While autism has some challenges, it also includes unique strengths and perspectives. Highlighting these can help shift the focus from limitations to abilities. 

Building positive relationships

Building and maintaining healthy relationships post-diagnosis with your family involves ongoing communication, education, and mutual support. Here are some long-term strategies to consider:

Regular check-ins

Continue to have open conversations with family members about feelings and concerns surrounding autism. An open line of communication can prevent tension in a relationship from escalating and create mutual understanding. 

Continual learning

Encourage your family to continue learning about autism. This could be through websites, books or movies. As understanding grows, so does empathy and support.

Celebrate strengths

Focus on autism's strengths and unique perspectives and encourage your family members to do the same. A strength-based approach to autism is important for building a strong sense of self. 

Seek support

Misunderstandings or conflicts impact all relationships.
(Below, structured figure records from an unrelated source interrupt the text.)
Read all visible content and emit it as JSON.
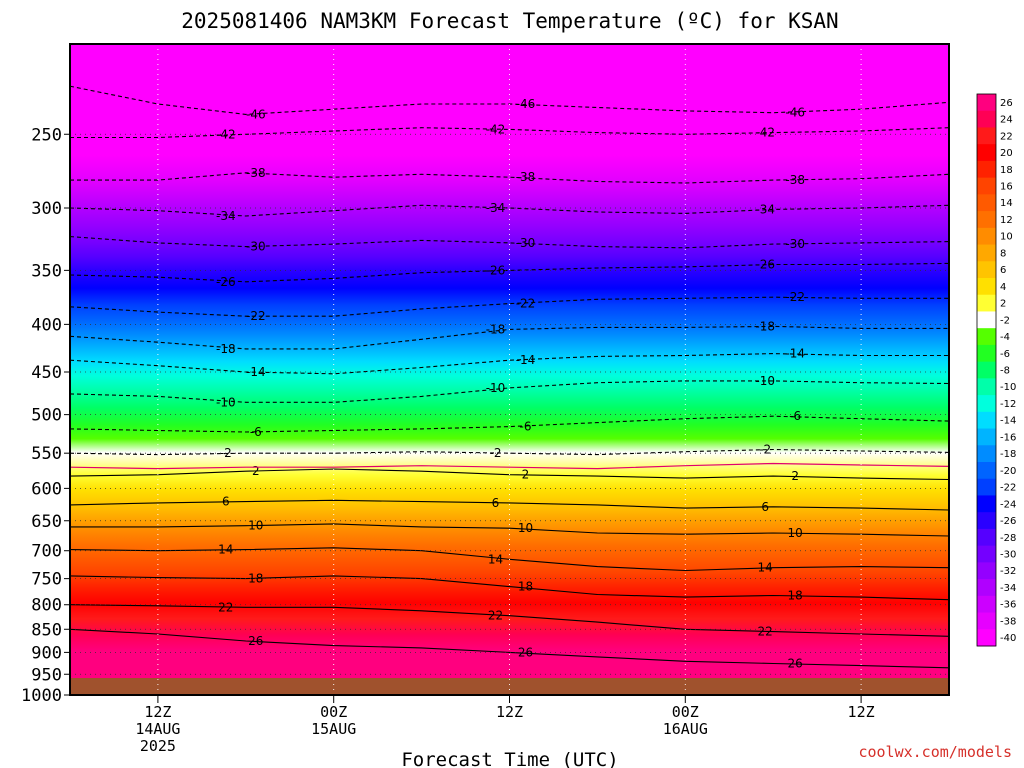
{
  "chart_data": {
    "type": "heatmap",
    "title": "2025081406 NAM3KM Forecast Temperature (ºC) for KSAN",
    "xlabel": "Forecast Time (UTC)",
    "credit": "coolwx.com/models",
    "y_scale": "log-pressure (hPa), inverted",
    "ylim": [
      1000,
      200
    ],
    "y_ticks": [
      250,
      300,
      350,
      400,
      450,
      500,
      550,
      600,
      650,
      700,
      750,
      800,
      850,
      900,
      950,
      1000
    ],
    "x_ticks": [
      {
        "line1": "12Z",
        "line2": "14AUG",
        "line3": "2025"
      },
      {
        "line1": "00Z",
        "line2": "15AUG",
        "line3": ""
      },
      {
        "line1": "12Z",
        "line2": "",
        "line3": ""
      },
      {
        "line1": "00Z",
        "line2": "16AUG",
        "line3": ""
      },
      {
        "line1": "12Z",
        "line2": "",
        "line3": ""
      }
    ],
    "forecast_hours": [
      0,
      6,
      12,
      18,
      24,
      30,
      36,
      42,
      48,
      54,
      60
    ],
    "grid": "dotted",
    "terrain_color": "#a0522d",
    "colorbar": {
      "labels": [
        26,
        24,
        22,
        20,
        18,
        16,
        14,
        12,
        10,
        8,
        6,
        4,
        2,
        -2,
        -4,
        -6,
        -8,
        -10,
        -12,
        -14,
        -16,
        -18,
        -20,
        -22,
        -24,
        -26,
        -28,
        -30,
        -32,
        -34,
        -36,
        -38,
        -40
      ],
      "colors": [
        "#ff007f",
        "#ff0055",
        "#ff1a1a",
        "#ff0000",
        "#ff2200",
        "#ff4400",
        "#ff5a00",
        "#ff7000",
        "#ff8c00",
        "#ffa800",
        "#ffc400",
        "#ffe000",
        "#ffff33",
        "#ffffff",
        "#55ff00",
        "#22ff22",
        "#00ff66",
        "#00ffaa",
        "#00ffdd",
        "#00ddff",
        "#00b4ff",
        "#008cff",
        "#0064ff",
        "#0040ff",
        "#0000ff",
        "#2a00ff",
        "#5500ff",
        "#7400ff",
        "#9400ff",
        "#b000ff",
        "#cc00ff",
        "#e600ff",
        "#ff00ff"
      ]
    },
    "isotherms": [
      {
        "label": "-46",
        "p": [
          222,
          232,
          238,
          235,
          232,
          232,
          234,
          236,
          237,
          235,
          231
        ]
      },
      {
        "label": "-42",
        "p": [
          252,
          252,
          250,
          248,
          246,
          247,
          249,
          250,
          249,
          248,
          246
        ]
      },
      {
        "label": "-38",
        "p": [
          280,
          280,
          275,
          278,
          276,
          278,
          281,
          282,
          280,
          279,
          276
        ]
      },
      {
        "label": "-34",
        "p": [
          300,
          302,
          306,
          302,
          298,
          300,
          303,
          304,
          301,
          300,
          298
        ]
      },
      {
        "label": "-30",
        "p": [
          322,
          327,
          330,
          328,
          325,
          327,
          330,
          331,
          328,
          327,
          326
        ]
      },
      {
        "label": "-26",
        "p": [
          354,
          356,
          360,
          357,
          352,
          350,
          348,
          347,
          345,
          345,
          344
        ]
      },
      {
        "label": "-22",
        "p": [
          383,
          388,
          392,
          392,
          385,
          380,
          376,
          375,
          374,
          375,
          375
        ]
      },
      {
        "label": "-18",
        "p": [
          412,
          418,
          425,
          425,
          415,
          405,
          403,
          403,
          402,
          404,
          404
        ]
      },
      {
        "label": "-14",
        "p": [
          437,
          443,
          450,
          452,
          445,
          437,
          433,
          432,
          430,
          432,
          432
        ]
      },
      {
        "label": "-10",
        "p": [
          475,
          478,
          485,
          485,
          478,
          468,
          462,
          460,
          460,
          462,
          463
        ]
      },
      {
        "label": "-6",
        "p": [
          518,
          520,
          522,
          520,
          518,
          515,
          510,
          505,
          502,
          505,
          508
        ]
      },
      {
        "label": "-2",
        "p": [
          550,
          552,
          550,
          550,
          548,
          550,
          552,
          548,
          545,
          547,
          549
        ]
      },
      {
        "label": "2",
        "p": [
          582,
          580,
          575,
          572,
          575,
          580,
          582,
          585,
          582,
          585,
          587
        ]
      },
      {
        "label": "6",
        "p": [
          625,
          622,
          620,
          618,
          620,
          622,
          625,
          630,
          628,
          630,
          633
        ]
      },
      {
        "label": "10",
        "p": [
          660,
          660,
          658,
          655,
          660,
          662,
          670,
          672,
          670,
          672,
          675
        ]
      },
      {
        "label": "14",
        "p": [
          698,
          700,
          698,
          695,
          700,
          715,
          728,
          735,
          730,
          728,
          730
        ]
      },
      {
        "label": "18",
        "p": [
          745,
          748,
          750,
          745,
          750,
          765,
          780,
          785,
          782,
          785,
          790
        ]
      },
      {
        "label": "22",
        "p": [
          800,
          802,
          805,
          805,
          812,
          822,
          835,
          850,
          855,
          860,
          865
        ]
      },
      {
        "label": "26",
        "p": [
          850,
          860,
          875,
          885,
          890,
          900,
          910,
          920,
          925,
          930,
          935
        ]
      }
    ]
  }
}
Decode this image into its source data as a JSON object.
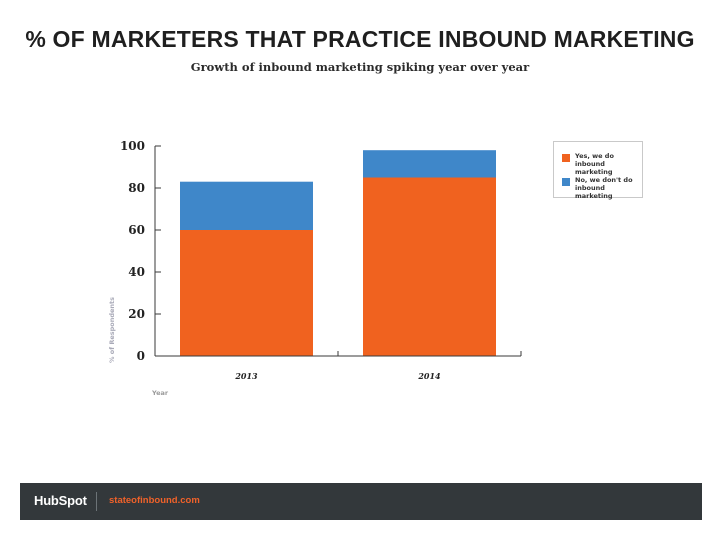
{
  "page": {
    "title": "% OF MARKETERS THAT PRACTICE INBOUND MARKETING",
    "subtitle": "Growth of inbound marketing spiking year over year"
  },
  "chart_data": {
    "type": "bar",
    "stacked": true,
    "categories": [
      "2013",
      "2014"
    ],
    "series": [
      {
        "name": "Yes, we do inbound marketing",
        "values": [
          60,
          85
        ],
        "color": "#f0621f"
      },
      {
        "name": "No, we don't do inbound marketing",
        "values": [
          23,
          13
        ],
        "color": "#3f87c9"
      }
    ],
    "xlabel": "Year",
    "ylabel": "% of Respondents",
    "ylim": [
      0,
      100
    ],
    "yticks": [
      0,
      20,
      40,
      60,
      80,
      100
    ],
    "grid": false,
    "legend_position": "top-right"
  },
  "footer": {
    "brand": "HubSpot",
    "site": "stateofinbound.com"
  }
}
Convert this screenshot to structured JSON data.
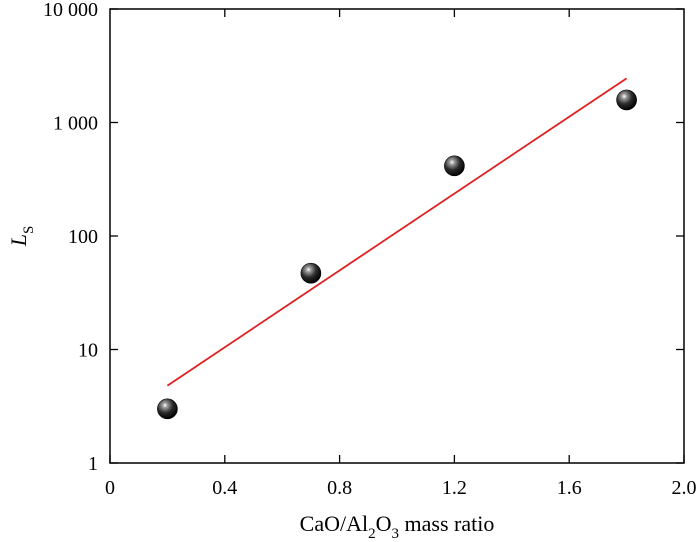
{
  "chart_data": {
    "type": "scatter",
    "xlabel": {
      "main": "CaO/Al",
      "sub1": "2",
      "mid": "O",
      "sub2": "3",
      "tail": " mass ratio"
    },
    "ylabel": {
      "main": "L",
      "sub": "S"
    },
    "x_ticks": [
      "0",
      "0.4",
      "0.8",
      "1.2",
      "1.6",
      "2.0"
    ],
    "x_tick_values": [
      0,
      0.4,
      0.8,
      1.2,
      1.6,
      2.0
    ],
    "y_ticks": [
      "1",
      "10",
      "100",
      "1 000",
      "10 000"
    ],
    "y_tick_values": [
      1,
      10,
      100,
      1000,
      10000
    ],
    "xlim": [
      0,
      2.0
    ],
    "ylim": [
      1,
      10000
    ],
    "y_scale": "log",
    "grid": false,
    "series": [
      {
        "kind": "points",
        "x": [
          0.2,
          0.7,
          1.2,
          1.8
        ],
        "y": [
          3.0,
          47,
          415,
          1580
        ],
        "color": "#1a1a1a"
      },
      {
        "kind": "fit-line",
        "x": [
          0.2,
          1.8
        ],
        "y": [
          4.8,
          2450
        ],
        "color": "#e02020"
      }
    ]
  }
}
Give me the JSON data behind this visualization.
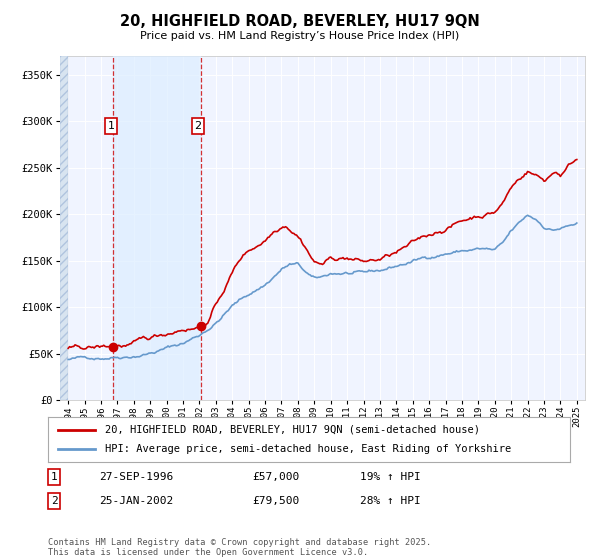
{
  "title": "20, HIGHFIELD ROAD, BEVERLEY, HU17 9QN",
  "subtitle": "Price paid vs. HM Land Registry’s House Price Index (HPI)",
  "sale1_date": "27-SEP-1996",
  "sale1_price": 57000,
  "sale2_date": "25-JAN-2002",
  "sale2_price": 79500,
  "legend_line1": "20, HIGHFIELD ROAD, BEVERLEY, HU17 9QN (semi-detached house)",
  "legend_line2": "HPI: Average price, semi-detached house, East Riding of Yorkshire",
  "footer": "Contains HM Land Registry data © Crown copyright and database right 2025.\nThis data is licensed under the Open Government Licence v3.0.",
  "line_color": "#cc0000",
  "hpi_color": "#6699cc",
  "sale1_x": 1996.75,
  "sale2_x": 2002.07,
  "ylim": [
    0,
    370000
  ],
  "xlim_left": 1993.5,
  "xlim_right": 2025.5,
  "bg_color": "#f0f4ff",
  "hatch_end": 1994.0,
  "shade_between_sales": true,
  "shade_color": "#ddeeff"
}
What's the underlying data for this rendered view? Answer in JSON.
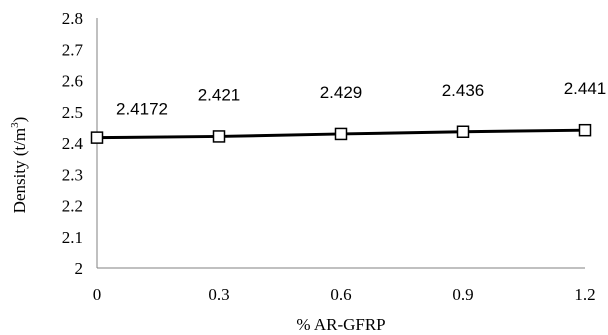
{
  "chart_data": {
    "type": "line",
    "title": "",
    "xlabel": "% AR-GFRP",
    "ylabel": {
      "main": "Density (t/m",
      "sup": "3",
      "tail": ")"
    },
    "x": [
      0,
      0.3,
      0.6,
      0.9,
      1.2
    ],
    "x_tick_labels": [
      "0",
      "0.3",
      "0.6",
      "0.9",
      "1.2"
    ],
    "y_ticks": [
      2,
      2.1,
      2.2,
      2.3,
      2.4,
      2.5,
      2.6,
      2.7,
      2.8
    ],
    "y_tick_labels": [
      "2",
      "2.1",
      "2.2",
      "2.3",
      "2.4",
      "2.5",
      "2.6",
      "2.7",
      "2.8"
    ],
    "ylim": [
      2,
      2.8
    ],
    "xlim": [
      0,
      1.2
    ],
    "grid": false,
    "legend": "none",
    "series": [
      {
        "values": [
          2.4172,
          2.421,
          2.429,
          2.436,
          2.441
        ],
        "data_labels": [
          "2.4172",
          "2.421",
          "2.429",
          "2.436",
          "2.441"
        ],
        "marker": "hollow-square",
        "color": "#000000"
      }
    ]
  }
}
Although this is completely normal, it can still be very confronting when we experience it. External support can help us and those involved find solutions to miscommunication or conflict in a safe and respectful way. Remember, seeking support will only benefit you and demonstrate that you care about the relationship working well. 

Family counselling can be a great source of support for families where someone has recently been diagnosed with autism. There are providers in different states and territories which offer both face-to-face and online services. Relationships Australia provides family counselling across the country and gives a good introduction as to what family counselling is to help you determine whether it is a good fit for your family.

Supportive relationships outside of your family

While having support from family is important, it’s also important to have supportive people in other areas of your life. This is particularly vital if your family are not initially accepting or supportive of your autism diagnosis. Whether this is an autism-specific support group, another group of friends or an online space where you feel comfortable being yourself, these support networks can provide a sense of belonging and a safe space to share your experiences and gain advice. 

Joining a local or online support group can connect you with others who share similar experiences and provide a supportive community. Websites, books, and articles about autism can offer valuable information and help you and your family understand the nuances of the condition.

Looking after yourself

Receiving an autism diagnosis as an adult can bring up a range of emotions, from relief and validation to frustration and sadness. It's normal to feel a mix of these emotions, and it's important to acknowledge them while prioritising looking after yourself.

Be kind to yourself and recognise that feeling overwhelmed is okay; give yourself permission to take things one step at a time. Mindfulness and relaxation techniques can help manage stress and improve emotional well-being.

Consider seeking support from a therapist or counsellor who specialises in autism. They can provide strategies for coping with the emotional aspects of the diagnosis. Professional support can be beneficial for navigating the emotional aspects of an autism diagnosis, both for you and your family members.